Why you need to decide if your CMS can truly handle the full life cycle of investigation management
In a bid to maintain operational efficiency and effectiveness amidst reducing resources, many investigative agencies opt for a Case Management System (CMS). However, the inherent design of a CMS means that they’re often not as productive as the agency would have liked. To ensure all cases remain open and free from regulatory scrutiny, the 2022 Australian Government Investigations Standards (AGIS) requires that all entities must have an electronic investigation management system (EIMS) to record, collate and manage investigations.
Why is this? The problem is that while CMS tools have delivered improved cycle times for many simple structured investigations, they lack the automation needed for unstructured investigations. They’re great for managing cases, but for increased productivity, and to keep up with the rise of digital evidence, an EIMS is what’s needed.
Here are few reasons why:
- Focus on investigations – EIMS are designed specifically to support the investigation process, while CMS are more general-purpose tools that can be used to manage a variety of cases. EIMS provide features that are specific to investigations, such as tracking evidence, managing witness interviews, and conducting forensic analysis
- Enhanced collaboration – EIMS are designed to facilitate collaboration between investigators and other stakeholders involved in the investigation process. They provide tools for sharing information, assigning tasks, and tracking progress, which can help ensure that all parties are on the same page and working together effectively
- Better data management – EIMS are better equipped to handle large volumes of data, including multimedia content such as photos and videos. They provide features for organising and analysing this data, which can be critical in complex investigations
- Improved efficiency – EIMS can automate many of the manual tasks involved in the investigation process, such as data entry and report generation. This can help investigators save time and focus on more important tasks, such as analysis and decision-making
- Compliance and security – EIMS are often designed to meet specific compliance requirements, such as those related to data privacy and security. They provide features for controlling access to sensitive information, ensuring that data is stored securely, and maintaining audit trails to track who has accessed the data and what they have done with it.
What it comes down to is that while CMS can be useful in managing a wide range of cases, an EIMS can provide a more specialised and efficient solution for managing complex investigations.
CMS vs EIMS – what’s best for your agency’s investigative activity management?
To help you gain a clearer understanding of the differences between EIMS and CMS, we’ve developed the Standard Case Management vs. Electronic Investigation Management systems guide. In it, we cover:
- The case management mirage – although accountability, tracking and reporting of cases can be significantly increased through a CMS, the efficiency and effectiveness of investigations often remains unchanged. Why is that?

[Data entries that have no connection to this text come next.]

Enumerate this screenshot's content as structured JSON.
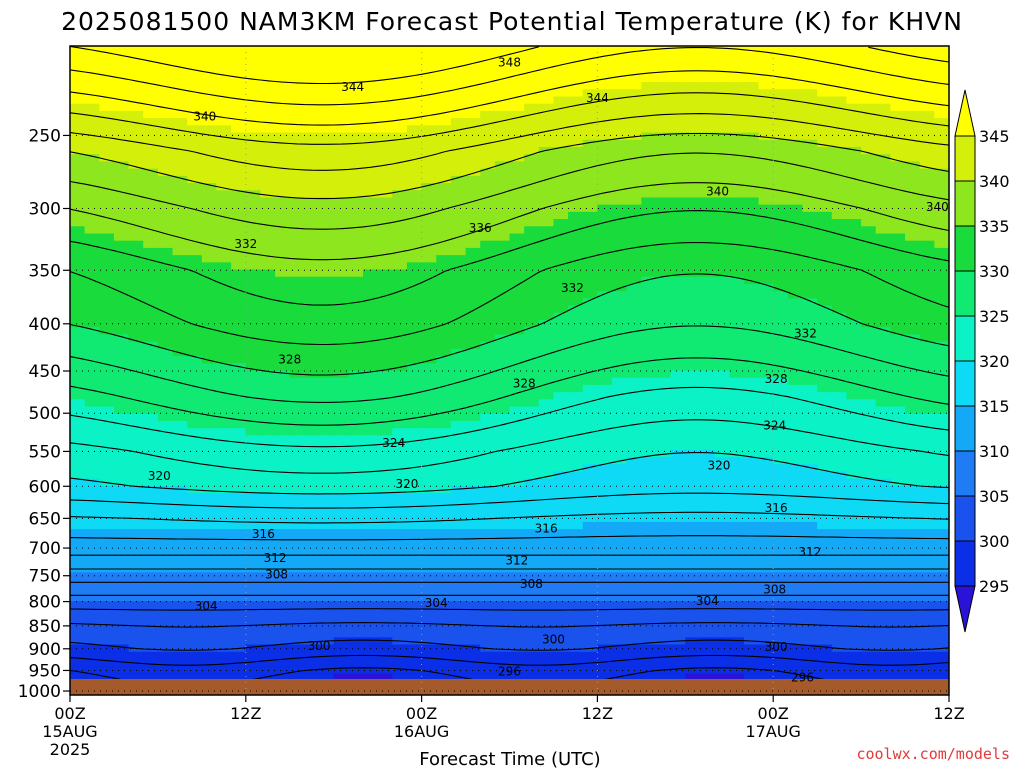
{
  "chart_data": {
    "type": "heatmap",
    "title": "2025081500 NAM3KM Forecast Potential Temperature (K) for KHVN",
    "xlabel": "Forecast Time (UTC)",
    "ylabel": "",
    "x_ticks": [
      {
        "hour": 0,
        "label": "00Z",
        "sub": "15AUG",
        "sub2": "2025"
      },
      {
        "hour": 12,
        "label": "12Z",
        "sub": "",
        "sub2": ""
      },
      {
        "hour": 24,
        "label": "00Z",
        "sub": "16AUG",
        "sub2": ""
      },
      {
        "hour": 36,
        "label": "12Z",
        "sub": "",
        "sub2": ""
      },
      {
        "hour": 48,
        "label": "00Z",
        "sub": "17AUG",
        "sub2": ""
      },
      {
        "hour": 60,
        "label": "12Z",
        "sub": "",
        "sub2": ""
      }
    ],
    "xlim": [
      0,
      60
    ],
    "y_pressure_ticks": [
      250,
      300,
      350,
      400,
      450,
      500,
      550,
      600,
      650,
      700,
      750,
      800,
      850,
      900,
      950,
      1000
    ],
    "ylim": [
      1010,
      200
    ],
    "y_scale": "log",
    "color_levels": [
      295,
      300,
      305,
      310,
      315,
      320,
      325,
      330,
      335,
      340,
      345
    ],
    "colors": [
      "#2a13d6",
      "#0b2fe6",
      "#1a52ee",
      "#1f7cf5",
      "#14a9f7",
      "#0fdaf5",
      "#0bf2c7",
      "#10ea72",
      "#19dc3c",
      "#8ee61e",
      "#d4f00a",
      "#ffff00"
    ],
    "contour_labels": [
      {
        "text": "348",
        "hour": 30.0,
        "p": 208
      },
      {
        "text": "344",
        "hour": 19.3,
        "p": 221
      },
      {
        "text": "344",
        "hour": 36.0,
        "p": 227
      },
      {
        "text": "340",
        "hour": 9.2,
        "p": 238
      },
      {
        "text": "340",
        "hour": 44.2,
        "p": 287
      },
      {
        "text": "340",
        "hour": 59.2,
        "p": 298
      },
      {
        "text": "336",
        "hour": 28.0,
        "p": 314
      },
      {
        "text": "332",
        "hour": 12.0,
        "p": 327
      },
      {
        "text": "332",
        "hour": 34.3,
        "p": 365
      },
      {
        "text": "332",
        "hour": 50.2,
        "p": 409
      },
      {
        "text": "328",
        "hour": 15.0,
        "p": 436
      },
      {
        "text": "328",
        "hour": 31.0,
        "p": 463
      },
      {
        "text": "328",
        "hour": 48.2,
        "p": 458
      },
      {
        "text": "324",
        "hour": 22.1,
        "p": 537
      },
      {
        "text": "324",
        "hour": 48.1,
        "p": 514
      },
      {
        "text": "320",
        "hour": 6.1,
        "p": 583
      },
      {
        "text": "320",
        "hour": 23.0,
        "p": 595
      },
      {
        "text": "320",
        "hour": 44.3,
        "p": 568
      },
      {
        "text": "316",
        "hour": 13.2,
        "p": 674
      },
      {
        "text": "316",
        "hour": 32.5,
        "p": 665
      },
      {
        "text": "316",
        "hour": 48.2,
        "p": 632
      },
      {
        "text": "312",
        "hour": 14.0,
        "p": 716
      },
      {
        "text": "312",
        "hour": 30.5,
        "p": 720
      },
      {
        "text": "312",
        "hour": 50.5,
        "p": 705
      },
      {
        "text": "308",
        "hour": 14.1,
        "p": 746
      },
      {
        "text": "308",
        "hour": 31.5,
        "p": 764
      },
      {
        "text": "308",
        "hour": 48.1,
        "p": 774
      },
      {
        "text": "304",
        "hour": 9.3,
        "p": 807
      },
      {
        "text": "304",
        "hour": 25.0,
        "p": 801
      },
      {
        "text": "304",
        "hour": 43.5,
        "p": 797
      },
      {
        "text": "300",
        "hour": 17.0,
        "p": 891
      },
      {
        "text": "300",
        "hour": 33.0,
        "p": 877
      },
      {
        "text": "300",
        "hour": 48.2,
        "p": 894
      },
      {
        "text": "296",
        "hour": 30.0,
        "p": 950
      },
      {
        "text": "296",
        "hour": 50.0,
        "p": 964
      }
    ],
    "grid": true,
    "legend": "colorbar-right"
  },
  "credit": "coolwx.com/models"
}
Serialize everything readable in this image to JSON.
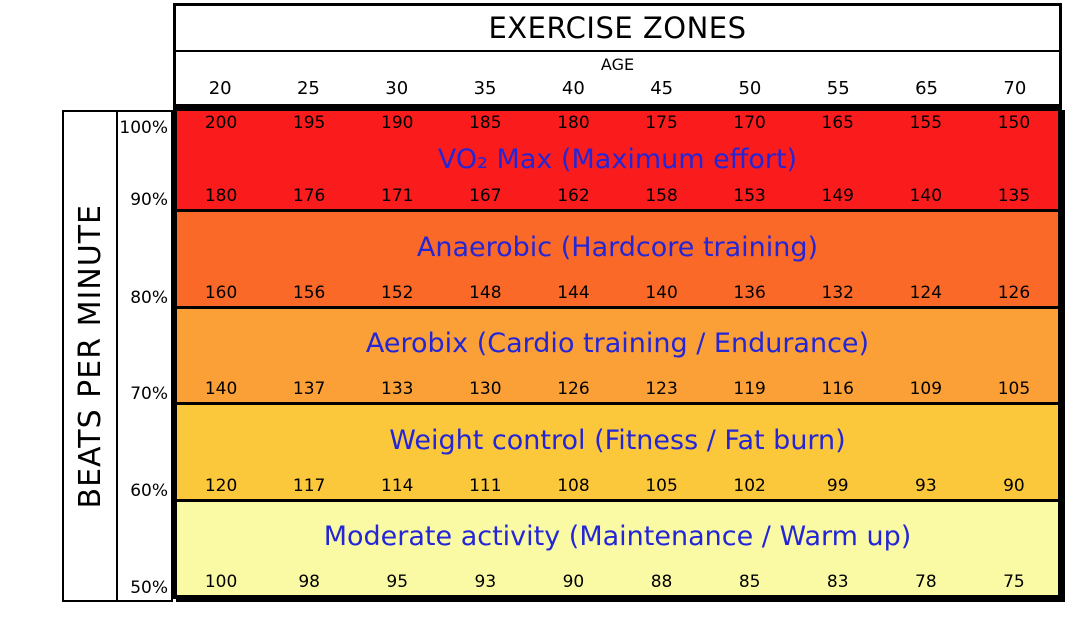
{
  "title": "EXERCISE ZONES",
  "age_axis": {
    "label": "AGE",
    "ticks": [
      "20",
      "25",
      "30",
      "35",
      "40",
      "45",
      "50",
      "55",
      "65",
      "70"
    ]
  },
  "y_axis": {
    "label": "BEATS PER MINUTE"
  },
  "accent_text_color": "#2426d6",
  "zones": [
    {
      "name": "vo2-max",
      "label": "VO₂ Max (Maximum effort)",
      "color": "#fa1c1c",
      "rows": [
        {
          "percent": "100%",
          "values": [
            "200",
            "195",
            "190",
            "185",
            "180",
            "175",
            "170",
            "165",
            "155",
            "150"
          ]
        },
        {
          "percent": "90%",
          "values": [
            "180",
            "176",
            "171",
            "167",
            "162",
            "158",
            "153",
            "149",
            "140",
            "135"
          ]
        }
      ]
    },
    {
      "name": "anaerobic",
      "label": "Anaerobic (Hardcore training)",
      "color": "#fa6928",
      "rows": [
        {
          "percent": "80%",
          "values": [
            "160",
            "156",
            "152",
            "148",
            "144",
            "140",
            "136",
            "132",
            "124",
            "126"
          ]
        }
      ]
    },
    {
      "name": "aerobic",
      "label": "Aerobix (Cardio training / Endurance)",
      "color": "#faa037",
      "rows": [
        {
          "percent": "70%",
          "values": [
            "140",
            "137",
            "133",
            "130",
            "126",
            "123",
            "119",
            "116",
            "109",
            "105"
          ]
        }
      ]
    },
    {
      "name": "weight-control",
      "label": "Weight control (Fitness / Fat burn)",
      "color": "#fbc83c",
      "rows": [
        {
          "percent": "60%",
          "values": [
            "120",
            "117",
            "114",
            "111",
            "108",
            "105",
            "102",
            "99",
            "93",
            "90"
          ]
        }
      ]
    },
    {
      "name": "moderate-activity",
      "label": "Moderate activity (Maintenance / Warm up)",
      "color": "#fafaa5",
      "rows": [
        {
          "percent": "50%",
          "values": [
            "100",
            "98",
            "95",
            "93",
            "90",
            "88",
            "85",
            "83",
            "78",
            "75"
          ]
        }
      ]
    }
  ],
  "chart_data": {
    "type": "heatmap",
    "title": "EXERCISE ZONES",
    "xlabel": "AGE",
    "ylabel": "BEATS PER MINUTE",
    "x_ticks": [
      20,
      25,
      30,
      35,
      40,
      45,
      50,
      55,
      65,
      70
    ],
    "y_ticks_percent": [
      "100%",
      "90%",
      "80%",
      "70%",
      "60%",
      "50%"
    ],
    "grid": false,
    "legend_position": "none",
    "rows": [
      {
        "percent": "100%",
        "zone": "VO₂ Max (Maximum effort)",
        "color": "#fa1c1c",
        "values": [
          200,
          195,
          190,
          185,
          180,
          175,
          170,
          165,
          155,
          150
        ]
      },
      {
        "percent": "90%",
        "zone": "VO₂ Max (Maximum effort)",
        "color": "#fa1c1c",
        "values": [
          180,
          176,
          171,
          167,
          162,
          158,
          153,
          149,
          140,
          135
        ]
      },
      {
        "percent": "80%",
        "zone": "Anaerobic (Hardcore training)",
        "color": "#fa6928",
        "values": [
          160,
          156,
          152,
          148,
          144,
          140,
          136,
          132,
          124,
          126
        ]
      },
      {
        "percent": "70%",
        "zone": "Aerobix (Cardio training / Endurance)",
        "color": "#faa037",
        "values": [
          140,
          137,
          133,
          130,
          126,
          123,
          119,
          116,
          109,
          105
        ]
      },
      {
        "percent": "60%",
        "zone": "Weight control (Fitness / Fat burn)",
        "color": "#fbc83c",
        "values": [
          120,
          117,
          114,
          111,
          108,
          105,
          102,
          99,
          93,
          90
        ]
      },
      {
        "percent": "50%",
        "zone": "Moderate activity (Maintenance / Warm up)",
        "color": "#fafaa5",
        "values": [
          100,
          98,
          95,
          93,
          90,
          88,
          85,
          83,
          78,
          75
        ]
      }
    ]
  }
}
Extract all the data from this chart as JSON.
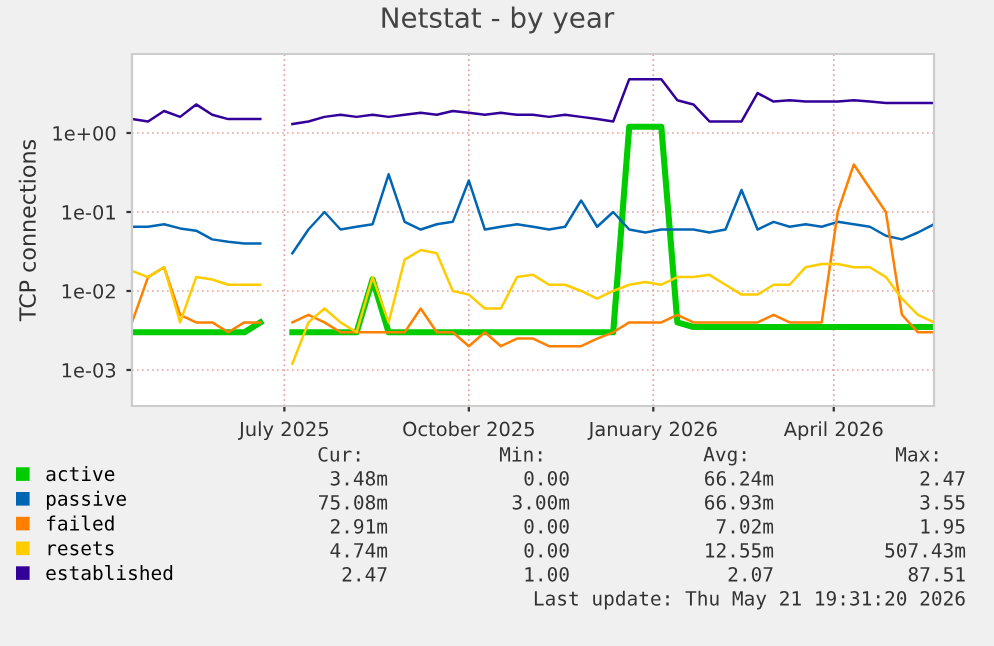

- Understanding case management vs investigation management – the important difference between Transactional Work and Exploratory Work
- Investigation management methodology – the area where innovation or strategies for improvement should be targeted
Collaborative EIMS provide a way to harness the advantages of automation in situations where people, information, and processes intersect. An effective EIMS will enhance workflow, boost investigator efficiency, and decrease investigation cycle times without imposing a transactional framework on the exploratory aspect of investigations, which is often seen in conventional CMS.